Roger L'Estrange, sin embargo, fue un traductor importante de la época: contribuyó a la traducción al inglés de una gran parte de la literatura clásica, en particular, de las fábulas de Esopo. Estas últimas suscitaron el entusiasmo de escribir nuevas fábulas, normalmente de tono político. Además de poesía, el autor tradujo un gran número de obras en prosa, destacando las de Erasmo de Rotterdam en 1680 y las de Francisco de Quevedo de 1668. Otros, como Richard Blackmore eran admirados por la fuerza de sus palabras, es decir, la fuerza de su declamación y de sus sentimientos, pero no pasaron a la posteridad. Elkannah Settle, por ejemplo, fue un escritor de sátiras prometedor de la Restauración pero su nombre cayó en el olvido. Cuando los libreros se animaron a contratar autores para trabajar en traducciones de obras escogidas, las tiendas se llenaron rápidamente de poemas llegados del extranjero. Por último, paralelamente al desarrollo de las publicaciones periódicas, un cierto número de poetas anónimos pudieron componer textos temáticos referentes a la actualidad.

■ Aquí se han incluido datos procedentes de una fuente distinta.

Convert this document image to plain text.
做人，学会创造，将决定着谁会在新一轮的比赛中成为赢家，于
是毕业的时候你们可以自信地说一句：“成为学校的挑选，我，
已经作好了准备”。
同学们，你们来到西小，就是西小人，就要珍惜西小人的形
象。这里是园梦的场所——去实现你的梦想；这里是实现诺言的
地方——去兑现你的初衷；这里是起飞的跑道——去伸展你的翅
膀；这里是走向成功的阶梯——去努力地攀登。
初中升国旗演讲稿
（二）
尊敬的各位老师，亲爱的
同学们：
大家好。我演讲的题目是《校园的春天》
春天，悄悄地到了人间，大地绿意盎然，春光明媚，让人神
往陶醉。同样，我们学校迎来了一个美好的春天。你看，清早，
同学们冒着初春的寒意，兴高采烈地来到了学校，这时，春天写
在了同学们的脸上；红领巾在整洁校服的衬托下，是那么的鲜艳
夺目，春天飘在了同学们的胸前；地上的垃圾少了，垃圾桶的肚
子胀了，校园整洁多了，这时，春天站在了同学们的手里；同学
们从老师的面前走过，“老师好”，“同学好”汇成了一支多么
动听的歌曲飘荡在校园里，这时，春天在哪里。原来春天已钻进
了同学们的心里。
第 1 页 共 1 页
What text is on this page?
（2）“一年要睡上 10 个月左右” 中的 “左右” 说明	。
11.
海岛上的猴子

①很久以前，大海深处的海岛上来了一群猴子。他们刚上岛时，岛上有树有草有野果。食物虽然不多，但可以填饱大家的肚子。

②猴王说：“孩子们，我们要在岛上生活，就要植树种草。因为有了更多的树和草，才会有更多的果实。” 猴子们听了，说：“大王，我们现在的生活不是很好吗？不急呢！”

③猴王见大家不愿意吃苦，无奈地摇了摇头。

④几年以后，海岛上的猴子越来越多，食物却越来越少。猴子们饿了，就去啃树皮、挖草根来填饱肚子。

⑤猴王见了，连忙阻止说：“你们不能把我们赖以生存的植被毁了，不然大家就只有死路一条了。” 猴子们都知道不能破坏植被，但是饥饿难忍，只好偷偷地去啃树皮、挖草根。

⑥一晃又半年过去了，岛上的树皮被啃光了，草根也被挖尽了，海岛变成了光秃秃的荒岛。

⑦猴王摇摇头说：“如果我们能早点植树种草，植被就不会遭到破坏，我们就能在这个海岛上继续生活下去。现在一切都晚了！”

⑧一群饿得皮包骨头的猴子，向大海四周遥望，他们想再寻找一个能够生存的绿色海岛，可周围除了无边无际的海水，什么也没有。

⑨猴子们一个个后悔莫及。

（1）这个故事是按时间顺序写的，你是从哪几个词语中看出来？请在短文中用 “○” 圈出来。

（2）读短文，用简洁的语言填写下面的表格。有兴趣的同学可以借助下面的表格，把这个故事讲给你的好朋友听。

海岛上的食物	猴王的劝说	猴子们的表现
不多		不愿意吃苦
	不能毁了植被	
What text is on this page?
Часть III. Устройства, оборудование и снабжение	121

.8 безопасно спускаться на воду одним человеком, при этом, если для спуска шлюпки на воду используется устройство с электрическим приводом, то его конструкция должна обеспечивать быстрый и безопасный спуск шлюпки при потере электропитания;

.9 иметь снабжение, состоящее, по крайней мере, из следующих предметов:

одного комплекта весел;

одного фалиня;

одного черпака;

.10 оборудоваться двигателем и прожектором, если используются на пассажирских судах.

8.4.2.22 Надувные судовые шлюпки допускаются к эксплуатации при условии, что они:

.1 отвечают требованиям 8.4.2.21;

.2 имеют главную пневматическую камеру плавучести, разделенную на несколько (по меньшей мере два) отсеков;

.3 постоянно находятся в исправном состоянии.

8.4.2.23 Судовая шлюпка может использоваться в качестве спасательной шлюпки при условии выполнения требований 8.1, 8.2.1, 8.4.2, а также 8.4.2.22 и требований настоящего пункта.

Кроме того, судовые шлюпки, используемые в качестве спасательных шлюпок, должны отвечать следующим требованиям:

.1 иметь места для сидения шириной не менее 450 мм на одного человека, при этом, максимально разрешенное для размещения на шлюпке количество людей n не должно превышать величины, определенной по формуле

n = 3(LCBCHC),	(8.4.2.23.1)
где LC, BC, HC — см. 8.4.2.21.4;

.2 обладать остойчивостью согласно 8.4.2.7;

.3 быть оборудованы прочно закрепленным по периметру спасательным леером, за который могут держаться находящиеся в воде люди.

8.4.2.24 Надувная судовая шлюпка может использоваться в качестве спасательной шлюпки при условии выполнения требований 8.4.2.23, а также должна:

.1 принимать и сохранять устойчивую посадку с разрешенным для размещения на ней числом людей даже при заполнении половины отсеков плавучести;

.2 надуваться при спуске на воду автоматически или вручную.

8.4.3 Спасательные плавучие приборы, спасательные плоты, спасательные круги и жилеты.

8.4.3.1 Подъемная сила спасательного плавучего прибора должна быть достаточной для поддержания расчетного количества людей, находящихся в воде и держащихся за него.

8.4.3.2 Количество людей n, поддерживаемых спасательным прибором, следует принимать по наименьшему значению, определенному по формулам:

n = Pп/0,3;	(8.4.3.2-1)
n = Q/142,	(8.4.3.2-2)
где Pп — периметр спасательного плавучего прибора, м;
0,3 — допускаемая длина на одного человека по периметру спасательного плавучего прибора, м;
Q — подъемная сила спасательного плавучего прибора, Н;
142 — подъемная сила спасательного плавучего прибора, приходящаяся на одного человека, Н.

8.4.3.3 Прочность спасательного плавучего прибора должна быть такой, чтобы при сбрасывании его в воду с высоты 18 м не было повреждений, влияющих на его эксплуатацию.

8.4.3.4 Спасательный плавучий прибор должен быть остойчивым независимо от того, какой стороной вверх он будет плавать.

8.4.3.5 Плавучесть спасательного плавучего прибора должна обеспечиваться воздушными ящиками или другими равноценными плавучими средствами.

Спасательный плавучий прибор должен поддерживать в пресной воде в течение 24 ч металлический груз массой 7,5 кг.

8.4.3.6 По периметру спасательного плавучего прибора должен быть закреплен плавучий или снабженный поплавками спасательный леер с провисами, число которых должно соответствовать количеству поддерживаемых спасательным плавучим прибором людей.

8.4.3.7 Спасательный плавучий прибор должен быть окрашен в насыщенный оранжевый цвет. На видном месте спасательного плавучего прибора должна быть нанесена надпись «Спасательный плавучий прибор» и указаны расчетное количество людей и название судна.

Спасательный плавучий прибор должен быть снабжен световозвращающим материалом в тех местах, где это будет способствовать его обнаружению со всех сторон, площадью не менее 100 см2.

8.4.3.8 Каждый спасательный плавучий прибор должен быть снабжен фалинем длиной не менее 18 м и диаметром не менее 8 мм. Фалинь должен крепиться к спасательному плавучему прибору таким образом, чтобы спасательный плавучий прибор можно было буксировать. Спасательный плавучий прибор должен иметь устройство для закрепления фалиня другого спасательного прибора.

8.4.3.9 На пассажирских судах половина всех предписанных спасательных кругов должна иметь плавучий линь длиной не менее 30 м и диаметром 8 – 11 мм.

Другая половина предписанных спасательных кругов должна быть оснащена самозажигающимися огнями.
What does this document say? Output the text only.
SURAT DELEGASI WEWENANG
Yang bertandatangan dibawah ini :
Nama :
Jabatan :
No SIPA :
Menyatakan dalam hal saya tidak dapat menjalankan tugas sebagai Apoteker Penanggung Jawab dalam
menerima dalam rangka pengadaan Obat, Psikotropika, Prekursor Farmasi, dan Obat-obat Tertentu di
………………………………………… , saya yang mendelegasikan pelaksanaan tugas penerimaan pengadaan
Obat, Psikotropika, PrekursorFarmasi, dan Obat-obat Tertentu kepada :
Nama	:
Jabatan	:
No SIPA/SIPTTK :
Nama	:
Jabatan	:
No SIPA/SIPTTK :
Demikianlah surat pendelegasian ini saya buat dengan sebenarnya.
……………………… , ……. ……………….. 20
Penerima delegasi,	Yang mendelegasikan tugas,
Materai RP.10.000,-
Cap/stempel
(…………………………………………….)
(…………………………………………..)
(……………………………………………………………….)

La forma más extendida de publicación clandestina era la dedicada a la sátira, escrita a menudo por autores conocidos o desconocidos que vigilaban que no se hiciera pública su identidad. Ser identificado como el redactor de una sátira presentaba grandes riesgos: por un lado, las leyes sobre difamación tenían una interpretación muy amplia y era difícil para el autor evitar las actuaciones judiciales si se establecía quien era el autor de un texto que parecía criticar a un miembro de la nobleza; por otra parte, las víctimas más ricas respondían a la sátira contratando secuaces que se encargaban de agredir al autor. Una de las consecuencias de este anonimato generalizado es que numerosos poemas, algunas realmente destacables, no fueron publicados y permanecieron ocultos durante mucho tiempo. Esto afectó sobre todo a los poemas que trataban sobre intrigas de poder, criticaban al gobierno o extendían rumores sobre la conversión de Jaime II de Inglaterra al catolicismo. La mayoría de estas obras no se conservaron.

La prosa de la restauración inglesa estuvo dominada claramente por la literatura de inspiración cristiana. La época, no obstante, vivió también la eclosión de dos géneros que iban a destacar de forma considerable en el siguiente siglo: la ficción y el periodismo. Los escritos religiosos se teñían, a menudo, de tintes políticos o económicos.

Aphra Behn, sin embargo, falleció el 16 de abril de 1689, y fue sepultada en la Abadía de Westminster.